Why It Matters
Data centers consume vast amounts of electricity and water—resources Colorado faces growing pressure to manage carefully as the state confronts drought, wildfire risk, and competing demands from agriculture and municipalities. Governor Jared Polis’s public defense of the industry signals a willingness to embrace data infrastructure even as his administration grapples with the state’s complex energy transition and environmental constraints.
What Happened
Speaking at the Aspen Ideas Festival, Polis articulated conditions under which Colorado should welcome data centers. The governor, who leaves office in January due to term limits after nearly eight years in power, framed the debate as one that conflates opposition to artificial intelligence with skepticism toward the physical infrastructure required to run it.
Polis said he supports data center development provided operators can demonstrate the facilities will lower utility costs and align with the state’s water management priorities. “Of course, there needs to be data centers. As long as you can show me it’s going to reduce our utility rates and be consistent with our water use, then absolutely we want them here,” he stated.

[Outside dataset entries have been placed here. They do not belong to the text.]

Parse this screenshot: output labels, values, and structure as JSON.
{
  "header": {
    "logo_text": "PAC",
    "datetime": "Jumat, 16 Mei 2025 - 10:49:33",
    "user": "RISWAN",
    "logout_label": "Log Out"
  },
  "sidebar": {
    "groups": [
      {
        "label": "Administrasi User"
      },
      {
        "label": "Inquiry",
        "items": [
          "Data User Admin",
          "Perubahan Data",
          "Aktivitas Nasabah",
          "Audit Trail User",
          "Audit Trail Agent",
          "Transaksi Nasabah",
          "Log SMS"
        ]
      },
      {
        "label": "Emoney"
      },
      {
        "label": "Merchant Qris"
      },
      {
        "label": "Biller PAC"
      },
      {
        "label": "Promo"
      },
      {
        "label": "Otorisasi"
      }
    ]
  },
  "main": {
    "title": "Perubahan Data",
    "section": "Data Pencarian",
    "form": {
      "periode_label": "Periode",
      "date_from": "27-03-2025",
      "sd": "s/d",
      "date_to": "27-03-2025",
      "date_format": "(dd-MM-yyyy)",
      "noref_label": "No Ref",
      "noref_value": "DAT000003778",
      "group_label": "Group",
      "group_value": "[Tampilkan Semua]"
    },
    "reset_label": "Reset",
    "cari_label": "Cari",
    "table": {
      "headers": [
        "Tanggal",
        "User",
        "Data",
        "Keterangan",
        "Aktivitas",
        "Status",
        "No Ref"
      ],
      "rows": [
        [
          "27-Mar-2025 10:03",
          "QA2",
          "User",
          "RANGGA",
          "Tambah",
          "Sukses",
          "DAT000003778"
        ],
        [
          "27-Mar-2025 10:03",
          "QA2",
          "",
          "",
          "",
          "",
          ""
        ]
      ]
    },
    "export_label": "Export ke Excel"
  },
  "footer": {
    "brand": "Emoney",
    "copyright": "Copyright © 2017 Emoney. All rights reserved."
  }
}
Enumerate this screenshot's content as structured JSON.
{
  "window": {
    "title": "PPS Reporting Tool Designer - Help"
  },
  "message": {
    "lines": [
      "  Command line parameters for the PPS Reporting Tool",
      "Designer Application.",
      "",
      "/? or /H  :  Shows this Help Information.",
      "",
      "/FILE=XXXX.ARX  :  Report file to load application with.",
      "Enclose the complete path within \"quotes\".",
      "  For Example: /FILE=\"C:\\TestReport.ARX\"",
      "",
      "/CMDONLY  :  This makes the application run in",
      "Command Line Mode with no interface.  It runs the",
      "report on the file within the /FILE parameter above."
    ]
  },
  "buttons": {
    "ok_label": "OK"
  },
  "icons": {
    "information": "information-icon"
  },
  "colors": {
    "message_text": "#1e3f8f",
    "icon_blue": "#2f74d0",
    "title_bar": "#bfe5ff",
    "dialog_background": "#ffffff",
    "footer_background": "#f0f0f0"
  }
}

The governor’s stance reflects a broader energy strategy that has shifted significantly during his tenure. Colorado’s coal dependency has plummeted—from 60 percent of the state’s electricity generation in 2014 to 27 percent a decade later—while renewable capacity has expanded dramatically. Natural gas remains a dominant fuel source in the state’s energy mix.
Polis also touched on wildfire management during his remarks, referencing the three firefighters killed while battling a blaze three hours west of Aspen on the Colorado-Utah border. He emphasized that contemporary land stewardship requires departure from past practices, stating: “The way we did things 50 years ago simply won’t lead to the same positive outcomes of diverse wildlife and healthy landscapes that make Colorado special unless we are very thoughtful about how we do this for the future.” The state has invested in its own aerial firefighting fleet to bolster suppression capabilities.
By the Numbers
8 years — Polis’s tenure as Colorado governor
60% — Coal’s share of Colorado electricity generation in 2014
27% — Coal’s share of Colorado electricity generation in 2024
35 miles per hour — Wind gusts recorded in Aspen during recent wildfire
October 1 — Deadline for seven Colorado River-dependent states to finalize new operating rules
Zoom Out
Colorado’s energy transition reflects a national pattern: states are retiring coal plants while expanding wind and solar capacity, even as natural gas continues to underpin the grid. The rapid growth of data centers across the West has created novel policy tensions between technology companies seeking reliable power, environmental advocates concerned about resource depletion, and state officials balancing economic development with sustainability commitments.
Polis’s earlier career included backing ballot measures to restrict drilling near homes—a position he adjusted once in office by pursuing sweeping regulatory reforms rather than outright drilling bans. His current framing of data centers as potentially beneficial if managed properly follows a similar pragmatic pattern.
Water scarcity looms large across the Colorado River Basin, where a three-decade megadrought has strained supplies. Seven states that depend on the river face an October 1 deadline to agree on new operating rules, making water-efficient development a critical policy consideration for any major infrastructure project in Colorado.
What’s Next
Polis will leave office at year’s end, leaving his successor to navigate ongoing tensions between data center expansion, renewable energy deployment, and water availability. The October 1 Colorado River deadline will demand Colorado’s participation in regional negotiations that could reshape how the state allocates water to energy production, agriculture, and municipalities. Data center permitting decisions at the local and state level will test whether operators can meet the governor’s stated conditions—reducing utility rates while respecting water constraints.